A number of years ago some friends and I researched and trained a small group of volunteers for a local community service agency. Our desire was to provide a healing sanctuary for kids who’d lost a parent to an automobile accident or to cancer or a heart attack or to any other sad misfortune. Many of the kids who showed up for these groups came reluctantly, with stiffness in their bodies and fear and confusion in their eyes. At the end of a year or sometimes two, our weekly meetings somehow managed to fully transform and resolve that fear and confusion. What took place with and between these kids continues to provide healing lessons for me these many years later.

 

In some ways, fear operates in us like a Tilt-a-Whirl roller coaster, one that often squeezes us in a double bind. Stress chemicals like adrenaline and noradrenaline in the body and brain work to get us all riled up, and then Gaba-Goo (Gamma-Amino- butyric Acid) and cortisol get dispatched to try to still the raging waters. These neurochemicals significantly influence and impact what we think and how we think. Stress-based thoughts rarely spring from things happening in the present moment, but they do work to produce the circular effect of re-triggering the stress chemicals; this recursive pattern turns out to leave little room for joy. This thought-generating process was clearly evident with our grieving kids: “What’s going to happen to me?” “Will I ever see my mother again” “Why do the other kids treat me weird?” “Will things ever be okay again?”

 

What to do? One thing we did was to help create space for the kids to learn about how grief works and how it actually felt in their bodies. In my own body, for example, in fear or grief, I often feel a familiar, uncomfortable kind of body-tension, my breathing gets very shallow and I notice a certain lack of “spaciousness” in my viscera (hollow organs – heart, lungs, stomach, etc.) and brain. It’s like I’m not totally there.

 

There’s some anecdotal evidence that this is part of a neuro-physiological event that takes place in the brain where the connections between limbic structures and cortical structures become temporarily reduced or turned off so as not to have the thinking brain delay instant reaction to real-world dangers. For example, we wouldn’t live too long if we had to first think about getting out of the way of a car rolling wildly towards us down the hilly Streets of San Francisco.

 

Another thing we did with the kids was to begin regular practices to help deliberately reduce stress. We designed and built a “Steam Room” – a place with padded walls, pillows and batakas and a heavy punching bag. It was a safe place to express Big Feelings. Lacking a Steam Room, many adults turn to things like MBSR (Mindfulness Based Stress Reduction) or a variety of contemplative practices, like insight meditation or prayer, which also seem to reduce the baseline levels of stress chemicals in the body and brain. (I think it’s an unacknowledged benefit of attending services as part of a faith community – large groups of people in proximity experiencing significantly reduced stress have a measurable effect on one another’s neurophysiology.
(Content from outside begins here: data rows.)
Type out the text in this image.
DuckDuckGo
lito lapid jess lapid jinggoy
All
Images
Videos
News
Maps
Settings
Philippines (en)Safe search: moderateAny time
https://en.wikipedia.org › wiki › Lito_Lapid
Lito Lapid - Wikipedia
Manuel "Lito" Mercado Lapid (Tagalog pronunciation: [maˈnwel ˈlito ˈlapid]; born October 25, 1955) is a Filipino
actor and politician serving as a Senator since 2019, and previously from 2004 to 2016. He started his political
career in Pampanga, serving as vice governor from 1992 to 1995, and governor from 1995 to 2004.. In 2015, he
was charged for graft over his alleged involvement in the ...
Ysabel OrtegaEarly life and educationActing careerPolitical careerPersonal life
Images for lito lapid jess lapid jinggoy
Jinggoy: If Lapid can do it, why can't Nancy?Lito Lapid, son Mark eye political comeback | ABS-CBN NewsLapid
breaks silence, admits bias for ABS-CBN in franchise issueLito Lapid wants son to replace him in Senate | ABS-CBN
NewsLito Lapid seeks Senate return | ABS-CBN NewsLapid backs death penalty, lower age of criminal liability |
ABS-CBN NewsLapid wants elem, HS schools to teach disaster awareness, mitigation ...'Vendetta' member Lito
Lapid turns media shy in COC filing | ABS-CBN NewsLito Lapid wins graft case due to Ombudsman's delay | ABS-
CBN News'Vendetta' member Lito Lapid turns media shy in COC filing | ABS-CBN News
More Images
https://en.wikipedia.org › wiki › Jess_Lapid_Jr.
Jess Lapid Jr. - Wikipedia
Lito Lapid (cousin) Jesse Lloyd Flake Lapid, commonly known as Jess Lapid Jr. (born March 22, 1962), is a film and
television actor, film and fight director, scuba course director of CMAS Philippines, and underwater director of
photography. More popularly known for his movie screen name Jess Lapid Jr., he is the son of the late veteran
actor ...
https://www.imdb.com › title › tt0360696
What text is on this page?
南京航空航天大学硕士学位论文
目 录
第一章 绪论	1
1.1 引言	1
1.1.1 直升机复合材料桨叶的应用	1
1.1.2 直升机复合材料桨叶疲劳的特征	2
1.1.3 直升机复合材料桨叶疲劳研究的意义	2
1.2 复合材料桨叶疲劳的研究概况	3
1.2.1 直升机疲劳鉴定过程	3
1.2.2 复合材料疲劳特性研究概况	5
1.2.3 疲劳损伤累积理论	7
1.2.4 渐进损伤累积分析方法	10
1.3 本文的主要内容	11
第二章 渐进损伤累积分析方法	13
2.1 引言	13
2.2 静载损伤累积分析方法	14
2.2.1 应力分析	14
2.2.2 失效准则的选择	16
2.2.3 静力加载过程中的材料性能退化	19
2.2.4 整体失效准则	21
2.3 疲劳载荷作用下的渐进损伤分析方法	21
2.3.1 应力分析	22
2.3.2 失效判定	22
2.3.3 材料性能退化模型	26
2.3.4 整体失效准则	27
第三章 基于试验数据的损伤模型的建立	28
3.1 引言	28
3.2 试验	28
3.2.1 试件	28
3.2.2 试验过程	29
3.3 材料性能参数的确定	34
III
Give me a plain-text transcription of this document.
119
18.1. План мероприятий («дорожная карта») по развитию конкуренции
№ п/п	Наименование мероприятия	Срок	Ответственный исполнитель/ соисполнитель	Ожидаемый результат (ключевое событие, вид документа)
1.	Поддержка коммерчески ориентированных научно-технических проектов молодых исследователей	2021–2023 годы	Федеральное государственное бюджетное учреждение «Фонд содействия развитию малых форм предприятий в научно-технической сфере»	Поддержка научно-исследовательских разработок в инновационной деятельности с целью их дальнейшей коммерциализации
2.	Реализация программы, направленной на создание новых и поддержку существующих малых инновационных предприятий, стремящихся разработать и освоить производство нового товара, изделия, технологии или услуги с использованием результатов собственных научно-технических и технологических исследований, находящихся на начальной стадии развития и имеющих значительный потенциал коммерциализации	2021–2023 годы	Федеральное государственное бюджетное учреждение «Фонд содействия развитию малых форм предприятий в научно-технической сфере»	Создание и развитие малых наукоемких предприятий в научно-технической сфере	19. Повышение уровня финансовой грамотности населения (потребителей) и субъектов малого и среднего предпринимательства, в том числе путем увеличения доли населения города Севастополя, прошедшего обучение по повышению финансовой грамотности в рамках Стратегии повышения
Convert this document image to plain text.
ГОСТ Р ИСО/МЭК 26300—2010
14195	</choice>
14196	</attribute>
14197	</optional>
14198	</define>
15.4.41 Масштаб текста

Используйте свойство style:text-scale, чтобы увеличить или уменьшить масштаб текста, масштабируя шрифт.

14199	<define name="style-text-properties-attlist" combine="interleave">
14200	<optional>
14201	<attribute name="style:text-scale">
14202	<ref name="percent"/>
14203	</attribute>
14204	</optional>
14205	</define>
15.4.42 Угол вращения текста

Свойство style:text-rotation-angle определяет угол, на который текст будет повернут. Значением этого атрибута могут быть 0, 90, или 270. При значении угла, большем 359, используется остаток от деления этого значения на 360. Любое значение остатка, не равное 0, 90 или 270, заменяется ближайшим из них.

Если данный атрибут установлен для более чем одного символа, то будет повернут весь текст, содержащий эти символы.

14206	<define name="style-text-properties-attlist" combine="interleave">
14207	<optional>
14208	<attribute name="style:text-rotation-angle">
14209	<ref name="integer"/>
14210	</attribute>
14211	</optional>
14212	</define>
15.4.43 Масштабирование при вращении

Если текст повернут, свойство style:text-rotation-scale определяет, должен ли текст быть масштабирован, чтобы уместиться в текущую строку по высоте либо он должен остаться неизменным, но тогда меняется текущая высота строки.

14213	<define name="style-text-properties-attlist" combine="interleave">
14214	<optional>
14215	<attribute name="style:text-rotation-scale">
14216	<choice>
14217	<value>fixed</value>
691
This “interpersonal neurobiological” effect is also, in part, why watching a movie in a theater is a very different experience than watching one at home alone. Kids helping other kids heal was also in evidence as a regular part of our pilot program).

 

There are other practices that can work to lower fear-based stress as well. We know that aerobic exercise works to reduce levels of neurotoxins. Lots of studies have confirmed that. So does yoga, or tai chi, or Pilates, or even simply walking. So does something called 7-11 breathing, where you breathe in to a count of seven, and then breathe out to a count of 11. Doing this clears the lungs of air with a lower oxygen content, replacing it with a more oxygen-rich substitute. Increasing oxygen in the blood increases its supply to the brain, and increased oxygen to the brain is generally regarded as a good thing. Yoga has also been anecdotally found to reduce stress chemicals in the body and brain, as have the exercises associated with Smart Moves Brain Gym. So does crying. At our children’s program, we did our best to establish a compassionate environment where it was safe to cry.

 

One of my own self-management practices that I have been using for years, which I find very helpful across a wide variety of fear-generating circumstances, is the repetition of a “mantra” of my own creation. A mantra is essentially a symbol or poem that works to affect neurophysiology. One that I have made up and used successfully (when I can remember to actually use it) is: “In this moment, everything’s all right.” The night our little training group first set up to receive our inaugural group of grieving kids, I remember using this mantra a lot. Turns out the kids were nothing that needed to be feared in the least. And more than twenty years later they still aren’t.